As mentioned, the von Willebrand factor gene is highly polymorphic. The traditional method used to analyze polymorphisms is restriction fragment length polymorphisms. These arise when a single nucleotide difference exists between genomic DNA sequences. These differences result in either the creation or destruction of restriction enzymatic sites. Southern blot tests can subsequently be used to analyze digestion differences. Polymorphisms may also be analyzed by polymerase chain reaction amplification of the region of interest, followed by restriction enzyme digestion and electrophoresis. More recent developments that may be useful in detecting mutations and polymorphisms are conformation sensitive gel electrophoresis, and denaturing high-performance liquid chromatography. In conformation sensitive gel electrophoresis, DNA heteroduplexes are detected by their migration pattern on a mildly denaturing gel. Similarly, denaturing high-performance liquid chromatography relies on the separation of heteroduplexes formed by the mixing, denaturing, and reannealing of 2 or more chromosomes using an alkylated, nonporous poly(styrene-divinylbenzene) stationary phase. The molecular methods used to diagnose bleeding disorders have been reviewed elsewhere.5

There are multiple accepted therapies for the treatment of von Willebrand disease. The efficacy and appropriateness of the treatment depend on the type of disease that is present; however, the general goal of treatment is to correct coagulopathies related to low factor VIII levels and to correct prolonged bleeding times. For example, desmopressin is the therapy of choice for mild forms of von Willebrand disease. Desmopressin is counterindicated in the treatment of type 2B von Willebrand disease because of transient thrombocytopenia.6 For those resistant to desmopressin, factor VIII/von Willebrand factor concentrates is the recommended therapy. Other therapies that have been used to treat von Willebrand disease are antifibrinolytic amino acids (eg, epsilon aminocaproic acid and tranexamic acid) and estrogens.




References Return to TOC

1. Van Cott, EM, and M. Laposata. Coagulation, fibrinolysis, and hypercoagulation. In: Henry JB, ed. Clinical Diagnosis and Management by Laboratory Methods. 20th ed. Philadelphia, Pa: WB Saunders Co; 2001:642–659.
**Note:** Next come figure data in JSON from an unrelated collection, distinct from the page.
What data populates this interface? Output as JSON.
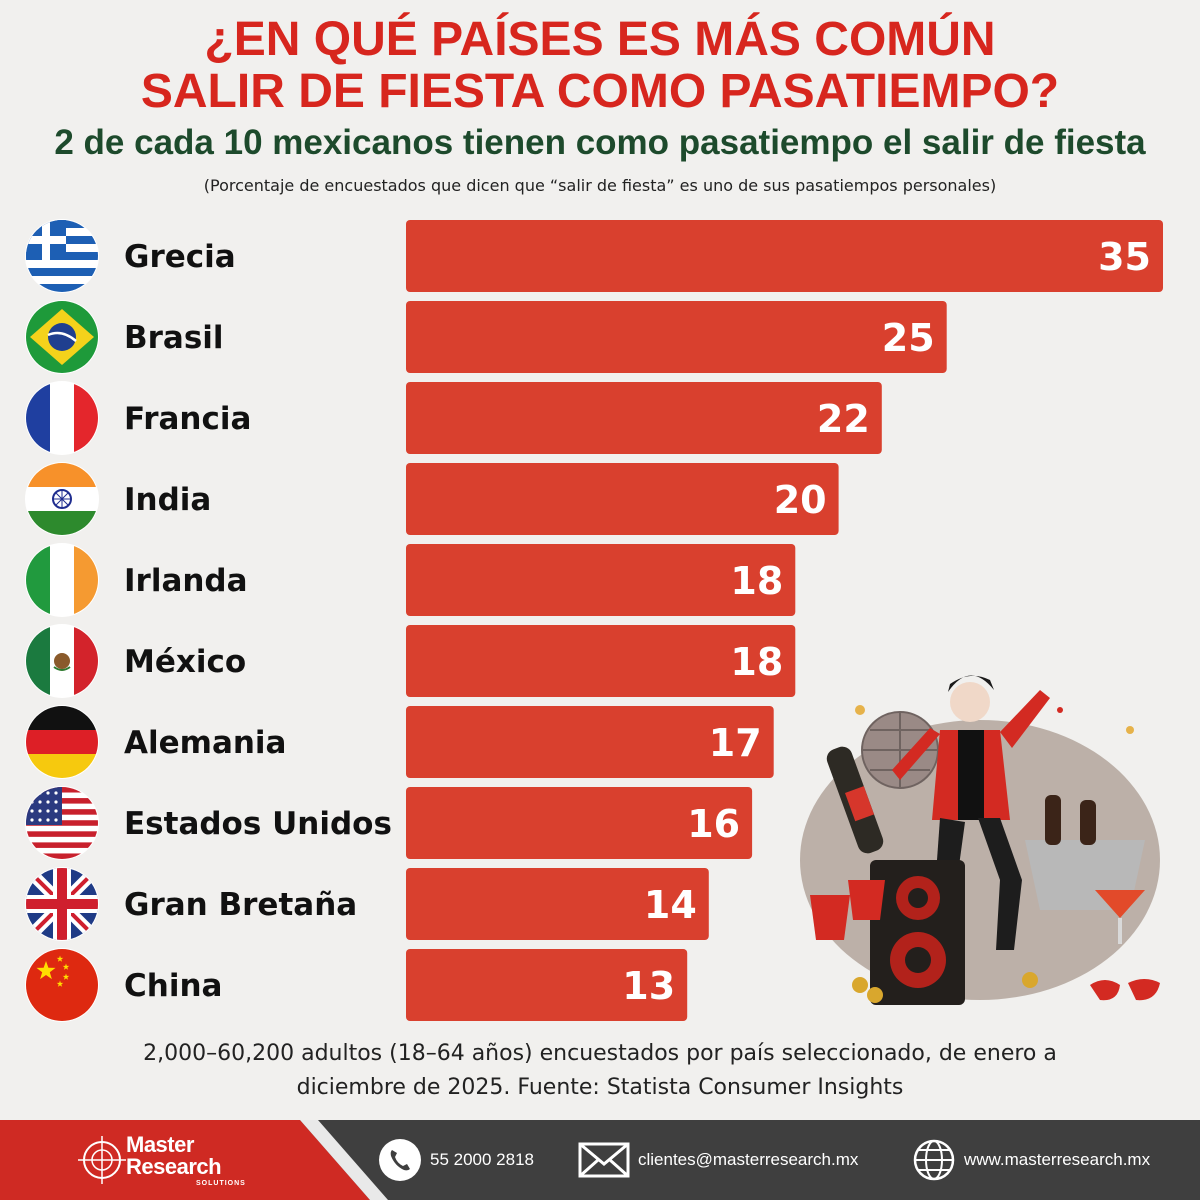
{
  "title_line1": "¿EN QUÉ PAÍSES ES MÁS COMÚN",
  "title_line2": "SALIR DE FIESTA COMO PASATIEMPO?",
  "subtitle": "2 de cada 10 mexicanos tienen como pasatiempo el salir de fiesta",
  "note": "(Porcentaje de encuestados que dicen que “salir de fiesta” es uno de sus pasatiempos personales)",
  "footnote_line1": "2,000–60,200 adultos (18–64 años) encuestados por país seleccionado, de enero a",
  "footnote_line2": "diciembre de 2025. Fuente: Statista Consumer Insights",
  "colors": {
    "title": "#d7261e",
    "subtitle": "#1d4a2c",
    "bar": "#d9402e",
    "footer": "#3f3f3f",
    "footer_accent": "#cf2a23"
  },
  "chart_data": {
    "type": "bar",
    "orientation": "horizontal",
    "categories": [
      "Grecia",
      "Brasil",
      "Francia",
      "India",
      "Irlanda",
      "México",
      "Alemania",
      "Estados Unidos",
      "Gran Bretaña",
      "China"
    ],
    "values": [
      35,
      25,
      22,
      20,
      18,
      18,
      17,
      16,
      14,
      13
    ],
    "flag_icons": [
      "greece-flag-icon",
      "brazil-flag-icon",
      "france-flag-icon",
      "india-flag-icon",
      "ireland-flag-icon",
      "mexico-flag-icon",
      "germany-flag-icon",
      "usa-flag-icon",
      "uk-flag-icon",
      "china-flag-icon"
    ],
    "xlim": [
      0,
      35
    ],
    "grid": false,
    "legend": "none"
  },
  "footer": {
    "logo_line1": "Master",
    "logo_line2": "Research",
    "logo_line3": "SOLUTIONS",
    "phone": "55 2000 2818",
    "email": "clientes@masterresearch.mx",
    "website": "www.masterresearch.mx",
    "phone_icon": "phone-icon",
    "email_icon": "envelope-icon",
    "web_icon": "globe-icon"
  }
}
2. Fressinaud, E, C Mazurier, and D. Meyer. Molecular genetics of type 2 von Willebrand disease. Int J Hematol 2002;75:9–18.
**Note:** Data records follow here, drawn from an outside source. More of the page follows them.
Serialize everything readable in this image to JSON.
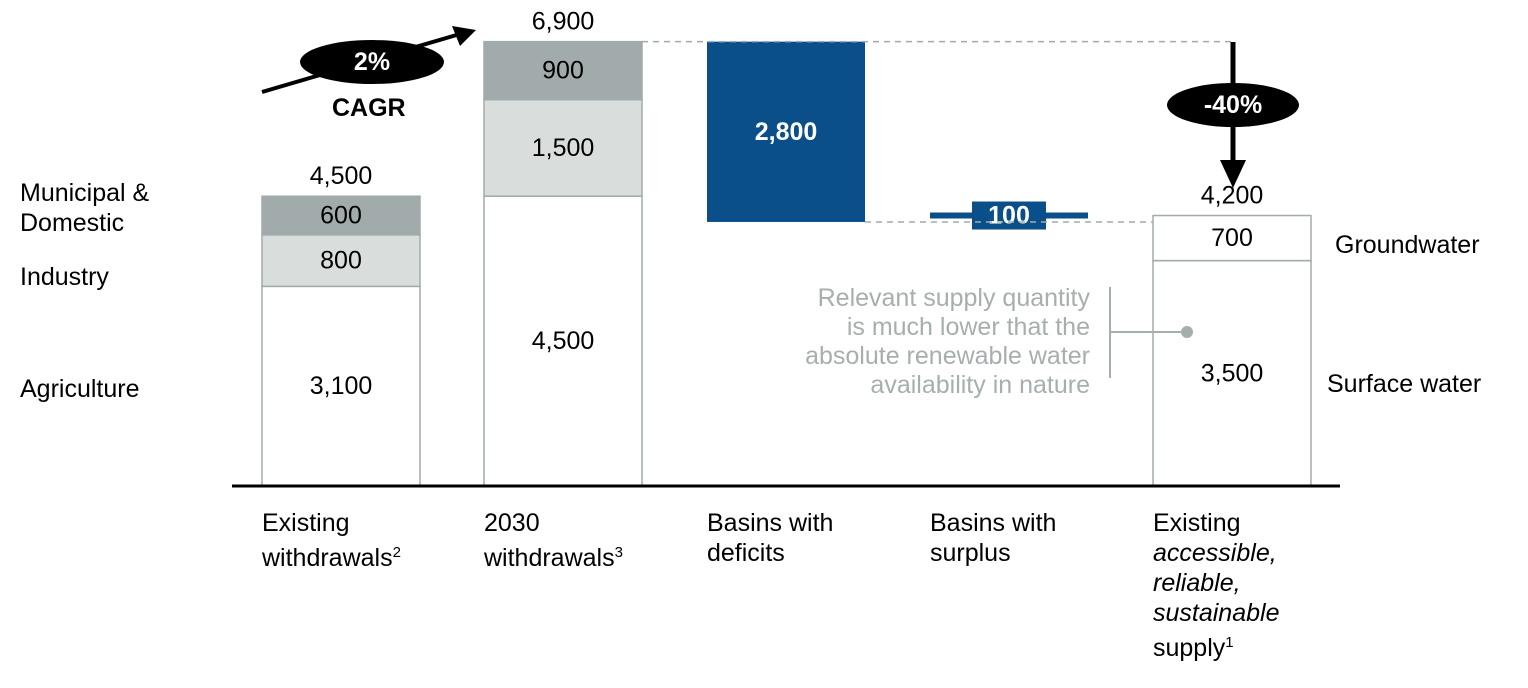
{
  "chart_data": {
    "type": "bar",
    "subtype": "waterfall",
    "categories": [
      "Existing withdrawals",
      "2030 withdrawals",
      "Basins with deficits",
      "Basins with surplus",
      "Existing accessible, reliable, sustainable supply"
    ],
    "category_label_parts": [
      {
        "lines": [
          "Existing",
          "withdrawals"
        ],
        "sup": "2"
      },
      {
        "lines": [
          "2030",
          "withdrawals"
        ],
        "sup": "3"
      },
      {
        "lines": [
          "Basins with",
          "deficits"
        ]
      },
      {
        "lines": [
          "Basins with",
          "surplus"
        ]
      },
      {
        "lines": [
          "Existing",
          "accessible,",
          "reliable,",
          "sustainable",
          "supply"
        ],
        "italic_lines": [
          1,
          2,
          3
        ],
        "sup": "1"
      }
    ],
    "series": [
      {
        "name": "Agriculture",
        "values": [
          3100,
          4500,
          null,
          null,
          null
        ]
      },
      {
        "name": "Industry",
        "values": [
          800,
          1500,
          null,
          null,
          null
        ]
      },
      {
        "name": "Municipal & Domestic",
        "values": [
          600,
          900,
          null,
          null,
          null
        ]
      }
    ],
    "supply_series": [
      {
        "name": "Surface water",
        "value": 3500
      },
      {
        "name": "Groundwater",
        "value": 700
      }
    ],
    "totals": [
      "4,500",
      "6,900",
      null,
      null,
      "4,200"
    ],
    "segment_labels": {
      "existing": [
        "3,100",
        "800",
        "600"
      ],
      "withdrawals_2030": [
        "4,500",
        "1,500",
        "900"
      ],
      "supply": [
        "3,500",
        "700"
      ]
    },
    "deficits": {
      "value": 2800,
      "label": "2,800"
    },
    "surplus": {
      "value": 100,
      "label": "100"
    },
    "cagr": {
      "value": "2%",
      "label": "CAGR"
    },
    "gap": {
      "value": "-40%"
    },
    "left_labels": [
      "Municipal &\nDomestic",
      "Industry",
      "Agriculture"
    ],
    "right_labels": [
      "Groundwater",
      "Surface water"
    ],
    "note": "Relevant supply quantity\nis much lower that the\nabsolute renewable water\navailability in nature",
    "ylim": [
      0,
      7000
    ],
    "colors": {
      "municipal": "#a2abab",
      "industry": "#d9dedd",
      "agriculture": "#ffffff",
      "outline": "#a2abab",
      "deficit": "#0a4f8a",
      "annotation": "#000000",
      "note": "#a6aeae"
    }
  }
}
3. De Groot, PG, AB Federici, and HC De Boer. et al. VWF synthesized by endothelial cells from a patient with type II B supports platelet adhesion normally but has an increased affinity for platelets. Proc Natl Acad Sci U S A 1989;86:3793–3797.
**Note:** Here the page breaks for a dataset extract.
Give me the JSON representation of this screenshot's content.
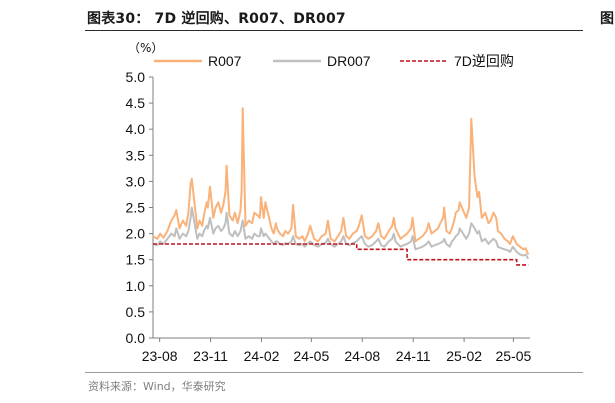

4. Budde, U, E Drewke, and K Mainusch. et al. Laboratory diagnosis of congenital von Willebrand disease. Semin Thromb Hemost 2002;28:173–189.

5. Goodeve, AC. Laboratory methods for the genetic diagnosis of bleeding disorders. Clin Lab Haematol 1998;20:3–19.

6. Federici, AB, and PM. Mannucci. Advances in the genetics and treatment of von Willebrand disease. Opin Pediatr 2002;14:23–33.